BIG RALPHIE
Natalie Cahill
I always thought Ralphie was handsome. Our first date was at an Applebee’s in East Orange. I had tap water with ice, he had the house cocktail: a mug of viscous blue syrup with a single despondent gummy shark sunken at the bottom. The gummy shark made me believe in God. I wanted to gnaw on it until I lost a tooth. I wanted Ralphie to think me secular.
I couldn’t stop pulling that yellow foamy stuff out of a tear in the leather booth–you know the stuff I’m talking about. I kept tearing it out, even while Ralphie was talking, balling the yellow strands into my messenger bag and thinking about the new and exciting life path I had chosen for myself. I almost pulled off a loose thread of my skirt. I thought about it unraveling, my bare thighs against the sweaty vinyl seat, and how that feeling might bring me closer to my New God. The waitress came to take our order and mentioned a big quesadilla special. I said, oh boy, Ralphie, can we! Can we please get the big quesadilla special! He said, sure, baby. You get ten quesadillas if you want. It’s all on Big Ralphie.
From then on, it really was all on Big Ralphie. He owned a shower door business that really was quite profitable. I would go to my teaching job like a little princess knowing my eunuch bodyguard would be waiting for me in the parking lot in a MR. SHOWER DOOR van.
My job was hard. The children didn’t respect me. I tried to use the humiliation of being so infantilized to bring myself closer to God. During lunchtime, I would self-flagellate in the teachers lounge. I would eat one Triscuit to unlock the other 90% of my brain.
Ralphie told me not to complain, he told me some people don’t have jobs and some people aren’t dating Mr. Shower Door. I almost told him about my big religious plans but instead I just watched him watching River Monsters. I tried to picture what God looked like. For some reason, I imagined a wedding ice sculpture carved into a swan but melting so, so fast. He was dripping away and becoming littler every moment, giving me all of his water to drink up. I was so hydrated. I had felt that this ice sculpture had been real ever since our first date at the East Orange Applebee’s, ever since the gummy shark bobbed to the bottom of Ralphie’s glass. Don’t ask me to explain myself because some things are simply beyond the realm of all logical possibility.

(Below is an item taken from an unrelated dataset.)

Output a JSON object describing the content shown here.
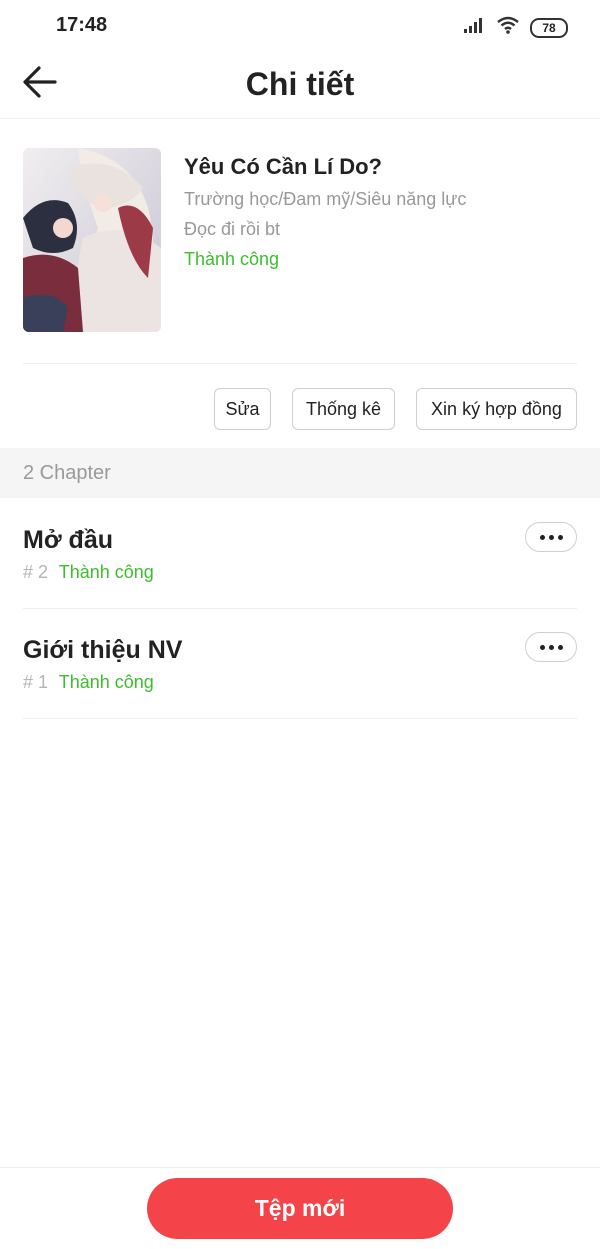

Ralphie became my husband, and later an opera singer. He could not manage any Pavarotti but sometimes he could do a little bit of Caruso. He practiced his scales once a week and the rest of the time he ordered Big Deals and Big Saves from all our local fast food places, 10 million gray-scaled burgers and dripping Oreo McFuck milkshakes piling up at our humble doorstep. He would slurp down his lard and say, God, this lard is incredible. Thank God for these Big Deals and Big Saves.
Sometimes, I would go on long drives through East Orange while listening to rock music instead of praying. I couldn’t tell Ralphie about my new hobby because he only believed in opera. One time someone played Pearl Jam at a christening we were attending and he started screaming. If I was feeling really indulgent on one of my drives, I would pick up a head of iceberg lettuce at the store and eat it while parked by the riverbank doing my self-flagellations. I would consider the loons craning their long necks to the sun and the rabbits hopping through the deadened brush of wintered New Jersey. I would consider that I had to teach my middle school class The Great Gatsby the next Monday. I would consider killing myself.
On our honeymoon at the Borgata in Atlantic City, I asked Ralphie if he really thought I was beautiful. I didn’t want to be worshipped like a Pantene model or anything crazy like that. I wanted to be considered the way you might look at a painting of outer space in a doctor’s office. A quiet nod, tacit appreciation. He told me to shut up, he ate five hard-boiled eggs at once, and I drank a little more God’s water.
When I was a little girl, my mom said that if I didn’t wear a helmet while riding my bike, my head would crack like an egg. I thought that if an egg was determined to crack, it could do so under any circumstances. The pressure of the universe and the knowledge of God could always be bearing down upon the egg. The yolk could fill up a whole helmet.